Regarding potential underlying mechanisms, in animal experiments with pregnant rats consuming paracetamol orally, decreased testosterone levels in male offspring have been shown as down-regulated steroidogenic enzymes (Cyp11a1 and Cyp17a1), resulting in a shorter AGD as well [6,8]. The administration of this drug in therapeutic doses directly reduced the plasma levels of testosterone (45% reduction; p-value = 0.02) and the weight of the seminal vesicle (18% reduction; p-value = 0.005), which is an androgen exposure biomarker [8]. Moreover, an in vitro study with human fetal testes showed that paracetamol decreased insulin-like factor 3 levels and inhibited prostaglandin (PGE2) levels, which are important mediators of the endocrine function [26]. Additionally, these findings were later supported by Hurtado-González and co-workers in 2018, whose investigation concluded that PGE2 could mediate the effects of paracetamol on human germ cells in fetal testis and ovaries [7].

Our study is not without limitations. First, we used a questionnaire to collect information about the use of medications during pregnancy. Pregnant women self-reported their paracetamol use, which could be a source of exposure measurement error. However, the mothers did not know the purpose of this questionnaire at the time of compilation therefore it was not influenced by any previous considerations.
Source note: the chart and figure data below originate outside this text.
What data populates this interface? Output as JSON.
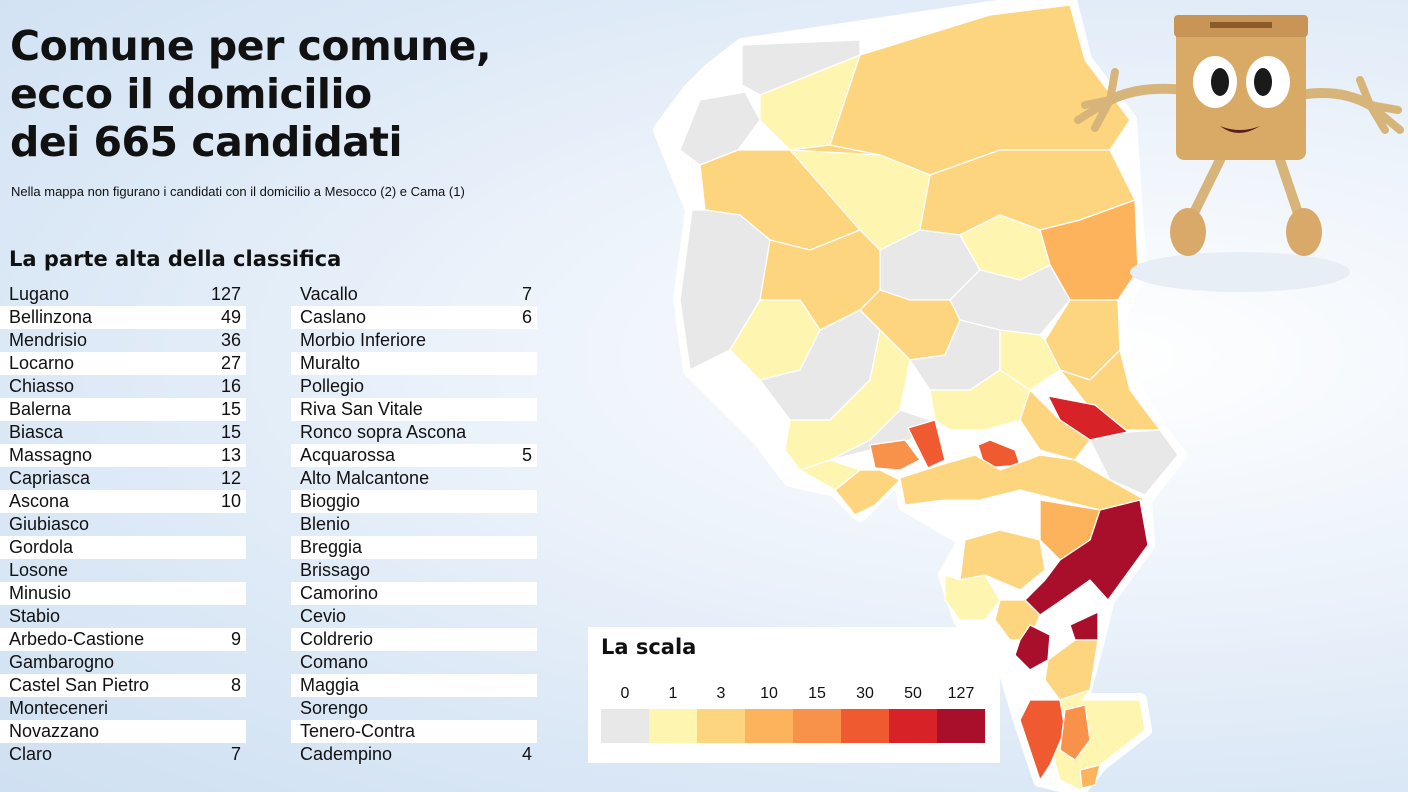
{
  "title_lines": [
    "Comune per comune,",
    "ecco il domicilio",
    "dei 665 candidati"
  ],
  "subtitle": "Nella mappa non figurano i candidati con il domicilio a Mesocco (2) e Cama (1)",
  "ranking_title": "La parte alta della classifica",
  "ranking_left": [
    {
      "name": "Lugano",
      "value": "127"
    },
    {
      "name": "Bellinzona",
      "value": "49"
    },
    {
      "name": "Mendrisio",
      "value": "36"
    },
    {
      "name": "Locarno",
      "value": "27"
    },
    {
      "name": "Chiasso",
      "value": "16"
    },
    {
      "name": "Balerna",
      "value": "15"
    },
    {
      "name": "Biasca",
      "value": "15"
    },
    {
      "name": "Massagno",
      "value": "13"
    },
    {
      "name": "Capriasca",
      "value": "12"
    },
    {
      "name": "Ascona",
      "value": "10"
    },
    {
      "name": "Giubiasco",
      "value": ""
    },
    {
      "name": "Gordola",
      "value": ""
    },
    {
      "name": "Losone",
      "value": ""
    },
    {
      "name": "Minusio",
      "value": ""
    },
    {
      "name": "Stabio",
      "value": ""
    },
    {
      "name": "Arbedo-Castione",
      "value": "9"
    },
    {
      "name": "Gambarogno",
      "value": ""
    },
    {
      "name": "Castel San Pietro",
      "value": "8"
    },
    {
      "name": "Monteceneri",
      "value": ""
    },
    {
      "name": "Novazzano",
      "value": ""
    },
    {
      "name": "Claro",
      "value": "7"
    }
  ],
  "ranking_right": [
    {
      "name": "Vacallo",
      "value": "7"
    },
    {
      "name": "Caslano",
      "value": "6"
    },
    {
      "name": "Morbio Inferiore",
      "value": ""
    },
    {
      "name": "Muralto",
      "value": ""
    },
    {
      "name": "Pollegio",
      "value": ""
    },
    {
      "name": "Riva San Vitale",
      "value": ""
    },
    {
      "name": "Ronco sopra Ascona",
      "value": ""
    },
    {
      "name": "Acquarossa",
      "value": "5"
    },
    {
      "name": "Alto Malcantone",
      "value": ""
    },
    {
      "name": "Bioggio",
      "value": ""
    },
    {
      "name": "Blenio",
      "value": ""
    },
    {
      "name": "Breggia",
      "value": ""
    },
    {
      "name": "Brissago",
      "value": ""
    },
    {
      "name": "Camorino",
      "value": ""
    },
    {
      "name": "Cevio",
      "value": ""
    },
    {
      "name": "Coldrerio",
      "value": ""
    },
    {
      "name": "Comano",
      "value": ""
    },
    {
      "name": "Maggia",
      "value": ""
    },
    {
      "name": "Sorengo",
      "value": ""
    },
    {
      "name": "Tenero-Contra",
      "value": ""
    },
    {
      "name": "Cadempino",
      "value": "4"
    }
  ],
  "legend": {
    "title": "La scala",
    "steps": [
      {
        "label": "0",
        "color": "#e8e8e8"
      },
      {
        "label": "1",
        "color": "#fef6b0"
      },
      {
        "label": "3",
        "color": "#fdd57e"
      },
      {
        "label": "10",
        "color": "#fcb35c"
      },
      {
        "label": "15",
        "color": "#f8914a"
      },
      {
        "label": "30",
        "color": "#f05a31"
      },
      {
        "label": "50",
        "color": "#d72227"
      },
      {
        "label": "127",
        "color": "#a90f2b"
      }
    ]
  },
  "map_colors": {
    "zero": "#e8e8e8",
    "one": "#fef6b0",
    "three": "#fdd57e",
    "ten": "#fcb35c",
    "fifteen": "#f8914a",
    "thirty": "#f05a31",
    "fifty": "#d72227",
    "max": "#a90f2b"
  },
  "mascot_icon": "ballot-box-mascot-icon"
}
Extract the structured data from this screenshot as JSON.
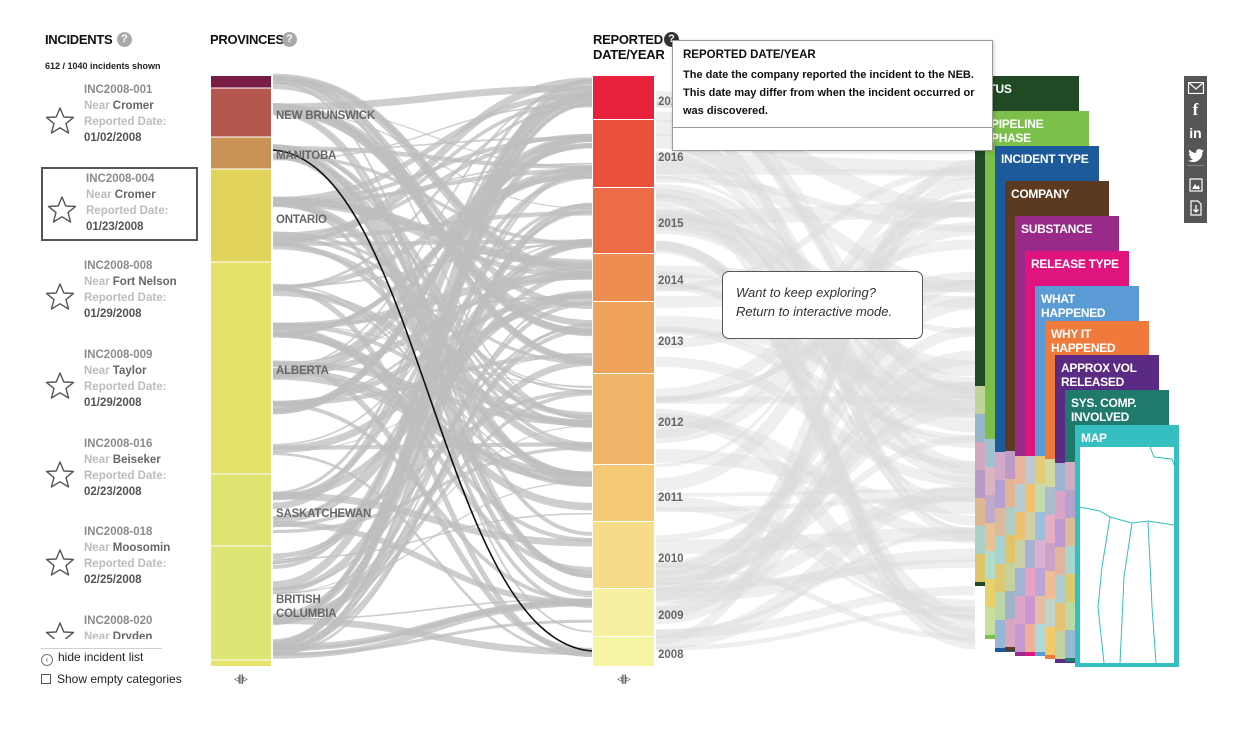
{
  "incidents_panel": {
    "title": "INCIDENTS",
    "count_text": "612 / 1040 incidents shown",
    "near_label": "Near",
    "reported_label": "Reported Date:",
    "items": [
      {
        "id": "INC2008-001",
        "place": "Cromer",
        "date": "01/02/2008",
        "selected": false
      },
      {
        "id": "INC2008-004",
        "place": "Cromer",
        "date": "01/23/2008",
        "selected": true
      },
      {
        "id": "INC2008-008",
        "place": "Fort Nelson",
        "date": "01/29/2008",
        "selected": false
      },
      {
        "id": "INC2008-009",
        "place": "Taylor",
        "date": "01/29/2008",
        "selected": false
      },
      {
        "id": "INC2008-016",
        "place": "Beiseker",
        "date": "02/23/2008",
        "selected": false
      },
      {
        "id": "INC2008-018",
        "place": "Moosomin",
        "date": "02/25/2008",
        "selected": false
      },
      {
        "id": "INC2008-020",
        "place": "Dryden",
        "date": "",
        "selected": false
      }
    ],
    "hide_label": "hide incident list",
    "empty_label": "Show empty categories"
  },
  "provinces_column": {
    "title": "PROVINCES",
    "labels": [
      "NEW BRUNSWICK",
      "MANITOBA",
      "ONTARIO",
      "ALBERTA",
      "SASKATCHEWAN",
      "BRITISH",
      "COLUMBIA"
    ],
    "segment_colors": [
      "#7a1c44",
      "#b5574f",
      "#c99355",
      "#e2d35c",
      "#e5e26a",
      "#dde36f",
      "#dde574",
      "#e7e26a"
    ]
  },
  "year_column": {
    "title_line1": "REPORTED",
    "title_line2": "DATE/YEAR",
    "years": [
      "2016",
      "2015",
      "2014",
      "2013",
      "2012",
      "2011",
      "2010",
      "2009",
      "2008"
    ],
    "top_year_partial": "201",
    "segment_colors": [
      "#e8213c",
      "#e9513c",
      "#ec6c45",
      "#ee8d50",
      "#eea25a",
      "#efb467",
      "#f4c875",
      "#f6dc88",
      "#f8f0a1",
      "#f7f5a6"
    ]
  },
  "tooltip": {
    "title": "REPORTED DATE/YEAR",
    "body": "The date the company reported the incident to the NEB. This date may differ from when the incident occurred or was discovered."
  },
  "explore_box": {
    "line1": "Want to keep exploring?",
    "line2": "Return to interactive mode."
  },
  "cards": [
    {
      "title": "ATUS",
      "color": "#204a23"
    },
    {
      "title": "PIPELINE PHASE",
      "color": "#7cbf4a"
    },
    {
      "title": "INCIDENT TYPE",
      "color": "#1d5a9b"
    },
    {
      "title": "COMPANY",
      "color": "#5c3a21"
    },
    {
      "title": "SUBSTANCE",
      "color": "#9a2a8a"
    },
    {
      "title": "RELEASE TYPE",
      "color": "#e0147e"
    },
    {
      "title": "WHAT HAPPENED",
      "color": "#5a9bd6"
    },
    {
      "title": "WHY IT HAPPENED",
      "color": "#f07a3c"
    },
    {
      "title": "APPROX VOL RELEASED",
      "color": "#5a2a84"
    },
    {
      "title": "SYS. COMP. INVOLVED",
      "color": "#1f7a6c"
    },
    {
      "title": "MAP",
      "color": "#35bfc0"
    }
  ],
  "share_bar": {
    "icons": [
      "email-icon",
      "facebook-icon",
      "linkedin-icon",
      "twitter-icon",
      "screenshot-icon",
      "download-icon"
    ]
  },
  "colors": {
    "flow_gray": "#bdbdbd",
    "selected_flow": "#111111",
    "accent": "#e8213c"
  }
}
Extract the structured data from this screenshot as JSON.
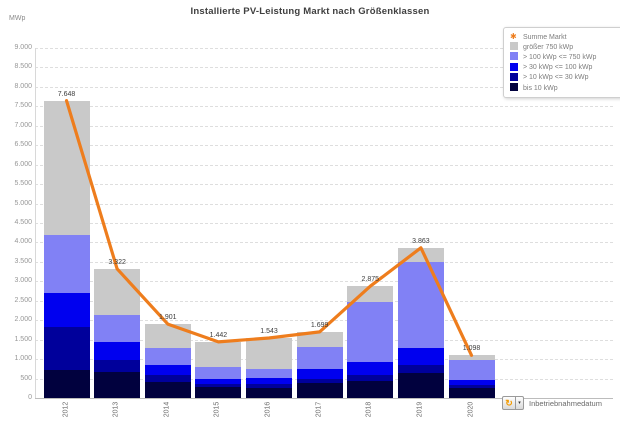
{
  "icons": {
    "cycle_dimension": "↻",
    "dropdown_arrow": "▾",
    "line_marker": "✱"
  },
  "chart_data": {
    "type": "bar",
    "stacked": true,
    "title": "Installierte PV-Leistung Markt nach Größenklassen",
    "y_axis_unit": "MWp",
    "x_dimension_label": "Inbetriebnahmedatum",
    "categories": [
      "2012",
      "2013",
      "2014",
      "2015",
      "2016",
      "2017",
      "2018",
      "2019",
      "2020"
    ],
    "series": [
      {
        "name": "bis 10 kWp",
        "color": "#01013e",
        "values": [
          720,
          670,
          410,
          280,
          260,
          390,
          440,
          640,
          260
        ]
      },
      {
        "name": "> 10 kWp <= 30 kWp",
        "color": "#00009b",
        "values": [
          1110,
          310,
          180,
          80,
          100,
          100,
          150,
          210,
          75
        ]
      },
      {
        "name": "> 30 kWp <= 100 kWp",
        "color": "#0000ef",
        "values": [
          870,
          460,
          260,
          130,
          155,
          260,
          340,
          440,
          125
        ]
      },
      {
        "name": "> 100 kWp <= 750 kWp",
        "color": "#8181f5",
        "values": [
          1500,
          700,
          440,
          310,
          235,
          560,
          1540,
          2210,
          520
        ]
      },
      {
        "name": "größer 750 kWp",
        "color": "#c9c9c9",
        "values": [
          3448,
          1182,
          611,
          642,
          793,
          389,
          405,
          363,
          118
        ]
      }
    ],
    "line_series": {
      "name": "Summe Markt",
      "color": "#ee7d1d",
      "values": [
        7648,
        3322,
        1901,
        1442,
        1543,
        1699,
        2875,
        3863,
        1098
      ]
    },
    "bar_total_labels": [
      "7.648",
      "3.322",
      "1.901",
      "1.442",
      "1.543",
      "1.699",
      "2.875",
      "3.863",
      "1.098"
    ],
    "ylim": [
      0,
      9000
    ],
    "ytick_step": 500,
    "ytick_labels": [
      "0",
      "500",
      "1.000",
      "1.500",
      "2.000",
      "2.500",
      "3.000",
      "3.500",
      "4.000",
      "4.500",
      "5.000",
      "5.500",
      "6.000",
      "6.500",
      "7.000",
      "7.500",
      "8.000",
      "8.500",
      "9.000"
    ],
    "grid": "dashed-horizontal",
    "legend_position": "top-right",
    "legend_order": [
      "Summe Markt",
      "größer 750 kWp",
      "> 100 kWp <= 750 kWp",
      "> 30 kWp <= 100 kWp",
      "> 10 kWp <= 30 kWp",
      "bis 10 kWp"
    ]
  }
}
A non-differential misclassification error due to the recall of paracetamol intake may have biased our results towards the null hypothesis, influencing the potential associations with the AGD measurements. This bias may become even more pronounced when assessing the days of usage and potential dose. Therefore, the potential effect of this bias in the observed null associations cannot be ruled out at all. Second, the relatively high prevalence of paracetamol use in our study population (36.8–61.7%) was similar to other observational studies; for example, 58% of pregnant women from the MotherToBaby study (USA) [27] or 47% of women included in the Danish National Birth Cohort [25]. However, our study did not consider other relevant variables regarding paracetamol use such as the specific doses, medical prescription or combination with other mild analgesics. Third, bias due to errors in the AGD measurements might have occurred. However, we obtained acceptable (fair) intra- and inter-examiner reliability and the methodology has been widely used before. Finally, the relatively small sample size of our sample might decrease the probability of finding significant differences between maternal paracetamol use and the AGD in male offspring. Nonetheless, our study was appropriately powered to detect statistically significant differences in AGD measures reported in previous published articles on the matter.

5. Conclusions

Our study did not find associations between maternal use and frequency of use of paracetamol during pregnancy and the AGD measurements in their male offspring. However, a non-differential misclassification error may have occurred—the recall of paracetamol intake independent of the AGD measurements—introducing bias towards the null hypothesis. Despite our findings, the available evidence suggests a potential antiandrogenic effect of paracetamol. However, our results were not consistent with that hypothesis. Therefore, future studies are needed to evaluate if its effect as an endocrine disruptor in early stages of gestation (which animal studies have shown) can be consistently extrapolated to humans. If it is replicated, a biomonitoring of serum or urine paracetamol levels and a prospective control of frequency and dose of administration in combination with other medications (by weekly questionnaires or interviews) should be considered in order to avoid measurement bias.